Bob Chapek was ousted on Sunday as chief executive officer after barely two years. The storied media and entertainment giant has bounced back from the pandemic but “Bob C” failed to soothe the concerns of investors, restless studio bosses, and politicians who accused the company of becoming “too woke.”

The potential return of maestro Bob Iger, whose celebrated 15-year CEO tenure included the acquisitions of Pixar, Marvel Entertainment and Lucasfilm, may be a useful short-term fix, but in theory he’ll only stick around for two years. Iger’s eventual successor will need to escape “Bob I”’s shadow and make some unpopular decisions.

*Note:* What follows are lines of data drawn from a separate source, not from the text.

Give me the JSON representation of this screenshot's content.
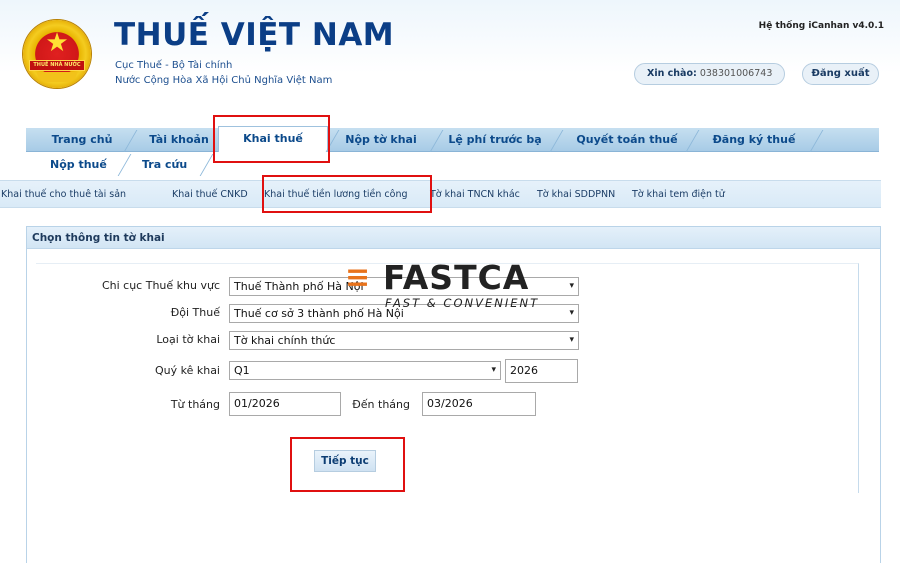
{
  "header": {
    "emblem_text": "THUẾ NHÀ NƯỚC",
    "title": "THUẾ VIỆT NAM",
    "subtitle1": "Cục Thuế - Bộ Tài chính",
    "subtitle2": "Nước Cộng Hòa Xã Hội Chủ Nghĩa Việt Nam",
    "system_version": "Hệ thống iCanhan v4.0.1",
    "greeting_label": "Xin chào:",
    "greeting_user": "038301006743",
    "logout_label": "Đăng xuất"
  },
  "main_nav": {
    "items": [
      {
        "label": "Trang chủ"
      },
      {
        "label": "Tài khoản"
      },
      {
        "label": "Khai thuế"
      },
      {
        "label": "Nộp tờ khai"
      },
      {
        "label": "Lệ phí trước bạ"
      },
      {
        "label": "Quyết toán thuế"
      },
      {
        "label": "Đăng ký thuế"
      }
    ],
    "active": "Khai thuế"
  },
  "sub_nav": {
    "items": [
      {
        "label": "Nộp thuế"
      },
      {
        "label": "Tra cứu"
      }
    ]
  },
  "third_nav": {
    "items": [
      {
        "label": "Khai thuế cho thuê tài sản"
      },
      {
        "label": "Khai thuế CNKD"
      },
      {
        "label": "Khai thuế tiền lương tiền công"
      },
      {
        "label": "Tờ khai TNCN khác"
      },
      {
        "label": "Tờ khai SDDPNN"
      },
      {
        "label": "Tờ khai tem điện tử"
      }
    ],
    "selected": "Khai thuế tiền lương tiền công"
  },
  "panel": {
    "title": "Chọn thông tin tờ khai"
  },
  "form": {
    "chi_cuc_label": "Chi cục Thuế khu vực",
    "chi_cuc_value": "Thuế Thành phố Hà Nội",
    "doi_thue_label": "Đội Thuế",
    "doi_thue_value": "Thuế cơ sở 3 thành phố Hà Nội",
    "loai_to_khai_label": "Loại tờ khai",
    "loai_to_khai_value": "Tờ khai chính thức",
    "quy_ke_khai_label": "Quý kê khai",
    "quy_ke_khai_value": "Q1",
    "year_value": "2026",
    "tu_thang_label": "Từ tháng",
    "tu_thang_value": "01/2026",
    "den_thang_label": "Đến tháng",
    "den_thang_value": "03/2026",
    "submit_label": "Tiếp tục"
  },
  "watermark": {
    "brand": "FASTCA",
    "tagline": "FAST & CONVENIENT"
  },
  "colors": {
    "brand_blue": "#0b3e86",
    "nav_bg": "#a7cbe6",
    "highlight_red": "#e01010",
    "watermark_orange": "#e8731c"
  }
}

It’s a daunting task.

Moreover, opposition to Iger’s reappointment from activist investor Nelson Peltz’s Trian Fund Management after building a stake worth more than $800 million, according to the Wall Street Journal, indicates harmony isn’t guaranteed.

Chapek had the misfortune to take charge of Disney in February 2020, just as the pandemic forced the closure of its parks and cinemas shut down. He oversaw a swift recovery and the shares reached a record the following year amid excitement about the rapid growth of its Disney+ streaming service. But markets are fickle; once only interested in subscriber growth, investors now yearn for profitability. A US$1.5 billion streaming loss in the latest quarter was as popular as villainous lion Scar.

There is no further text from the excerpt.